Nach den Worten Schilys soll die Europameisterschaft 2000 in Belgien/Niederlande „ein schönes, großes und friedliches Fussballfest“ werden, „bei dem die Spieler und die Zuschauer nicht durch Randalierer oder gar Kriminelle gestört oder gefährdet werden“. Hintergrund seien die Ausschreitungen deutscher Hooligans bei der WM 1998 in Frankreich, bei der der Polizist einer französischen Spezialeinheit, Daniel Nivel, von deutschen Hooligans fast zu Tode geprügelt wurde.
Augenscheinlich sind die Bemühungen der deutschen Bundesregierung, das Bild des neuen Deutschlands als humanitäre Weltmacht zu lancieren und gleichzeitig Fussball als sauberen Sport der kritiklosen konsumierenden Masse zu verkaufen. „Randalierer“ oder „Kriminelle“ stören bzw. gefährden das profitheischende Spektakel und sollen somit isoliert werden.
Konkret sieht die Vorgehensweise so aus, dass bekannte „Hooligans“ unter allen Umständen an der Ausreise gehindert werden sollen.
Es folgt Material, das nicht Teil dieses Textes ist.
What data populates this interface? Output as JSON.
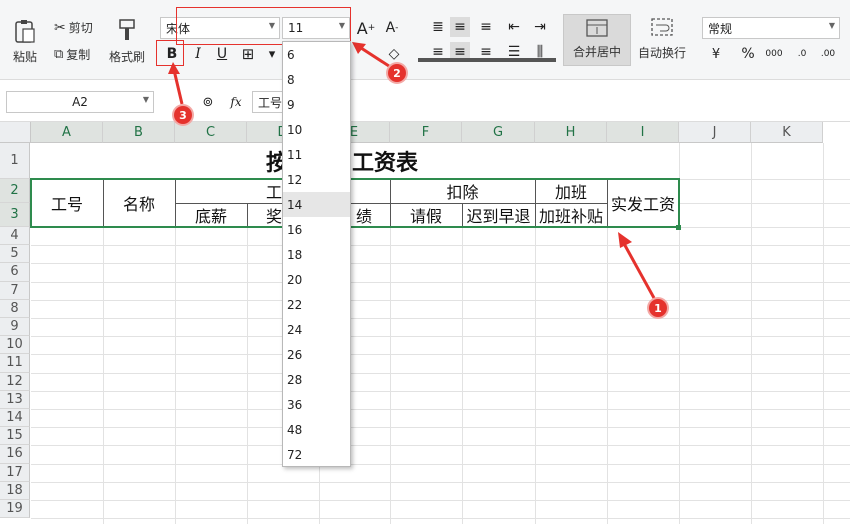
{
  "ribbon": {
    "paste": "粘贴",
    "cut": "剪切",
    "copy": "复制",
    "format_painter": "格式刷",
    "font_name": "宋体",
    "font_size": "11",
    "bold": "B",
    "italic": "I",
    "underline": "U",
    "merge_center": "合并居中",
    "wrap_text": "自动换行",
    "number_format": "常规"
  },
  "formula_bar": {
    "name_box": "A2",
    "fx": "fx",
    "content": "工号"
  },
  "columns": [
    "A",
    "B",
    "C",
    "D",
    "E",
    "F",
    "G",
    "H",
    "I",
    "J",
    "K"
  ],
  "rows": [
    "1",
    "2",
    "3",
    "4",
    "5",
    "6",
    "7",
    "8",
    "9",
    "10",
    "11",
    "12",
    "13",
    "14",
    "15",
    "16",
    "17",
    "18",
    "19"
  ],
  "sheet": {
    "title_left": "按",
    "title_right": "工资表",
    "gonghao": "工号",
    "mingcheng": "名称",
    "gong_partial": "工",
    "kouchu": "扣除",
    "jiaban": "加班",
    "shifa": "实发工资",
    "dixin": "底薪",
    "jiang_partial": "奖",
    "jixiao_partial": "绩",
    "qingjia": "请假",
    "chidao": "迟到早退",
    "jiaban_butie": "加班补贴"
  },
  "font_sizes": [
    "6",
    "8",
    "9",
    "10",
    "11",
    "12",
    "14",
    "16",
    "18",
    "20",
    "22",
    "24",
    "26",
    "28",
    "36",
    "48",
    "72"
  ],
  "highlighted_size": "14",
  "annotations": [
    "1",
    "2",
    "3"
  ]
}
Zu den Mitteln zählen neben dem Pass-Entzug „Meldeauflagen und Ingewahrsamnahmen“ (Bundesinnenministerium) für die Betroffenen. In Deutschland wären, laut Innenminister, derzeit ca. 8.000 Personen von derartigen Maßnahmen betroffen. Das Gesetz soll im April im Bundestag beschlossen werden und bereits im selben Monat in Kraft treten.
Dem Treiben der Bundesregierung liegt das Verständnis von Fussball als „sauberen Sport“ zugrunde, welches von Hooligans jeglicher Couleur zu zerstören versucht wird. Ihr ist dabei keine Pauschalisierung und Diskriminierung zu dreckig, um sie nicht gegen missliebige Personen anzuwenden. Aus diesem Ansinnen heraus wird das Bild des kriminellen Hooligans konstruiert. Menschen, die in ihrer „Karriere“ als Fussballfan in irgendeiner Weise in Konflikt mit den bestehenden bundesdeutschen Gesetzen geraten sind, werden der anderen Seite der Medaille zugeschrieben, den Chaoten, den Krawallmachern, den Kriminellen als solchen. Sie erhalten in der medialen Zuschreibung die Attribute „Randalierer oder gar Kriminelle“ (Schily).
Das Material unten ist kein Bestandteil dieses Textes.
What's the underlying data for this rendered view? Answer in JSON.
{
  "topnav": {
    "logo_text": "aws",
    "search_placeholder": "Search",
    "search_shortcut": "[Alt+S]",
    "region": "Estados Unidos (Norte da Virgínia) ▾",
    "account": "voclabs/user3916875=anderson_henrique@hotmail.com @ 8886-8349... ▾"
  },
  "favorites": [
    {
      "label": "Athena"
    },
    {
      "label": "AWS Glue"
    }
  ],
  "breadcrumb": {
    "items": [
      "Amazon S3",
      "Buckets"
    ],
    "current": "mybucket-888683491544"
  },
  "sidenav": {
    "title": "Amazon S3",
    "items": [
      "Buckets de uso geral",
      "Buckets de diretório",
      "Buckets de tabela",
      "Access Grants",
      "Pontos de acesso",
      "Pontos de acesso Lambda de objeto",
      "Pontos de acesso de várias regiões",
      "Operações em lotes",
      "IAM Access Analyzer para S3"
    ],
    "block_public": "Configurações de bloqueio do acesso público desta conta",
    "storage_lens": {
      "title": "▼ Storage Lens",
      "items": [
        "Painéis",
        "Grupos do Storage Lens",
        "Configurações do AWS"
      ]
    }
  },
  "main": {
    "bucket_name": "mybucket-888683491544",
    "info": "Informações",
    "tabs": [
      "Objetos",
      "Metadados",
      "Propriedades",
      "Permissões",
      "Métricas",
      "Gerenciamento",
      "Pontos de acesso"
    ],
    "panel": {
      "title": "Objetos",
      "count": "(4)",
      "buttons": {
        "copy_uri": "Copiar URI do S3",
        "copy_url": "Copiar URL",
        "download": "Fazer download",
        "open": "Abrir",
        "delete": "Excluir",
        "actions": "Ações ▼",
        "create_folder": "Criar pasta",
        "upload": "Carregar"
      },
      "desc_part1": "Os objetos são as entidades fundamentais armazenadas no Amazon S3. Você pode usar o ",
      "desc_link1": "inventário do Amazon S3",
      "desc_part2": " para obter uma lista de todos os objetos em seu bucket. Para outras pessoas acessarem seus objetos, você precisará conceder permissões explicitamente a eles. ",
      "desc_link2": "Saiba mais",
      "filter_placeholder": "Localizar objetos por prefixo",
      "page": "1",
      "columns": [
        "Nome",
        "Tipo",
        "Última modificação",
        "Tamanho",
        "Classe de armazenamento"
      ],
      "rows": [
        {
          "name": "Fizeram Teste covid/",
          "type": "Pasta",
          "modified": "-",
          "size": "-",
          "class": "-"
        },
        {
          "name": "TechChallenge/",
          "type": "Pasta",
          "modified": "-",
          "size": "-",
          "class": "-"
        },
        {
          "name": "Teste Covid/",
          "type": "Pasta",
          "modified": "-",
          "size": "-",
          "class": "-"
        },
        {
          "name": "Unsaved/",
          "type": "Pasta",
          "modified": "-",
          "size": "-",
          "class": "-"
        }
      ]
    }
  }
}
Sind jene Fussballfans einmal von den bundesdeutschen Ordnungsbehörden als solche „Kriminelle“ demaskiert, bedeuten ihr Leben und ihre Menschenrechte nicht mehr viel. Sie werden als Randgruppe identifiziert, isoliert und schließlich bekämpft. Die im Grundgesetz verankerten Grundrechte auf Menschenwürde, Handlungsfreiheit, Freiheit der Person etc. gelten für jene, angeblich gegen das Gesetz Agierende, nicht mehr.
Die Gesetzesänderung sieht vor, dass sich solche Personen regelmäßig bei der Polizei ihrer Wohnorte zu melden haben oder dass sie, wenn es denn gewollt ist, für eine bestimmte Zeit in Gewahrsam genommen werden können. Konkret bedeutet dies, dass willkürlich Personen, die nach den Kriterien der Staatsorgane die Vorgabe des „Hooligans“ erfüllen, bis zu 2 Wochen in ein Gefängnis gesteckt werden können. Ihr Verbrechen dabei ist allein, Fussball zu mögen und in diesem Zusammenhang einmal gegen bestehende Gesetze verstoßen zu haben.
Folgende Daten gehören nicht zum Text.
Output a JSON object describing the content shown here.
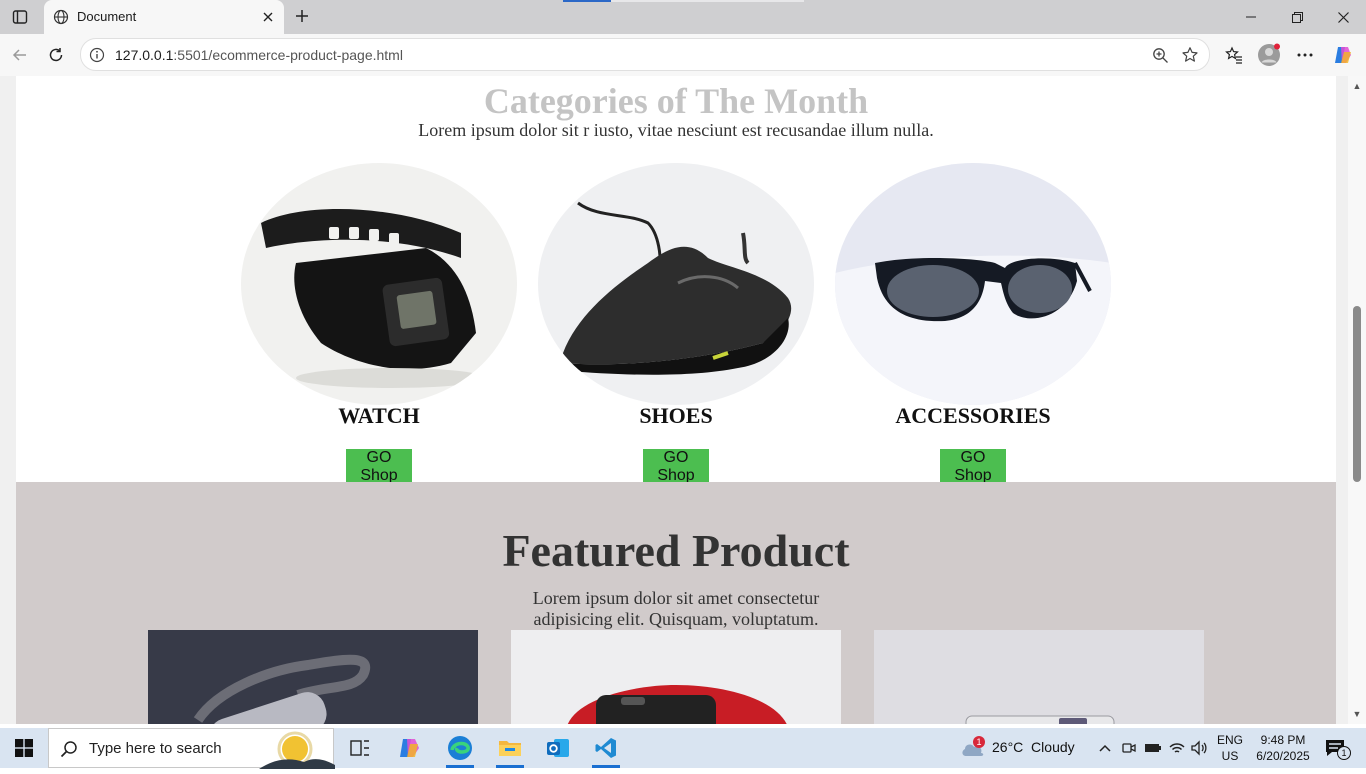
{
  "browser": {
    "tab_title": "Document",
    "url_host": "127.0.0.1",
    "url_rest": ":5501/ecommerce-product-page.html"
  },
  "categories": {
    "title": "Categories of The Month",
    "subtitle": "Lorem ipsum dolor sit r iusto, vitae nesciunt est recusandae illum nulla.",
    "items": [
      {
        "name": "WATCH",
        "button": "GO Shop"
      },
      {
        "name": "SHOES",
        "button": "GO Shop"
      },
      {
        "name": "ACCESSORIES",
        "button": "GO Shop"
      }
    ]
  },
  "featured": {
    "title": "Featured Product",
    "description": "Lorem ipsum dolor sit amet consectetur adipisicing elit. Quisquam, voluptatum."
  },
  "taskbar": {
    "search_placeholder": "Type here to search",
    "weather": "26°C  Cloudy",
    "weather_badge": "1",
    "lang_top": "ENG",
    "lang_bottom": "US",
    "time": "9:48 PM",
    "date": "6/20/2025",
    "notification_count": "1"
  },
  "colors": {
    "accent_button": "#4cbe50",
    "featured_bg": "#d1cbcb",
    "category_title": "#c4c4c4"
  }
}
Dass mit dieser Praxis Fussballfans und Hooligans pauschal kriminalisiert werden, ist jedoch nur die eine Seite der Medaille. Tatsächlich bedeutet die Änderung des Passgesetzes einen weiteren Schritt zum Abbau demokratischer Grundrechte für Randgruppen. Das Verfahren, ist es einmal im Passgesetz verankert, findet natürlich nicht nur bei der Fussball-Europameisterschaft Anwendung, sondern ist auf all jene Ereignisse ausdehnbar, bei denen der Staat dissidentes Verhalten von Teilen seiner BürgerInnen zu befürchten hat. Ist es schon jetzt der Fall, dass im Vorfeld von verbotenen Demonstrationen (z.B. bei den jährlichen Rudolf Hess-Gedenkmärschen von Faschisten) Personen willkürlich in Gewahrsam genommen werden, wird diese Praxis nun vollständig legalisiert und ausgeweitet. Auch bei Demonstrationen handelt es sich um legale Ereignisse, dessen Besuch verschiedenen Menschen jedoch vorenthalten werden soll. Allein die „Befürchtung“ der Polizei, es könnten Straftaten begangen werden, sind in Zukunft ausreichend, um Personen in Gewahrsam zu nehmen, bzw. ihnen Meldeauflagen zu erteilen. Das Recht auf Meinungfreiheit wird damit also nicht nur eingeschränkt, es wird de facto abgeschafft. Um unliebige Meinungsäußerungen zu unterbinden, werden Personen kriminalisiert und eingeknastet.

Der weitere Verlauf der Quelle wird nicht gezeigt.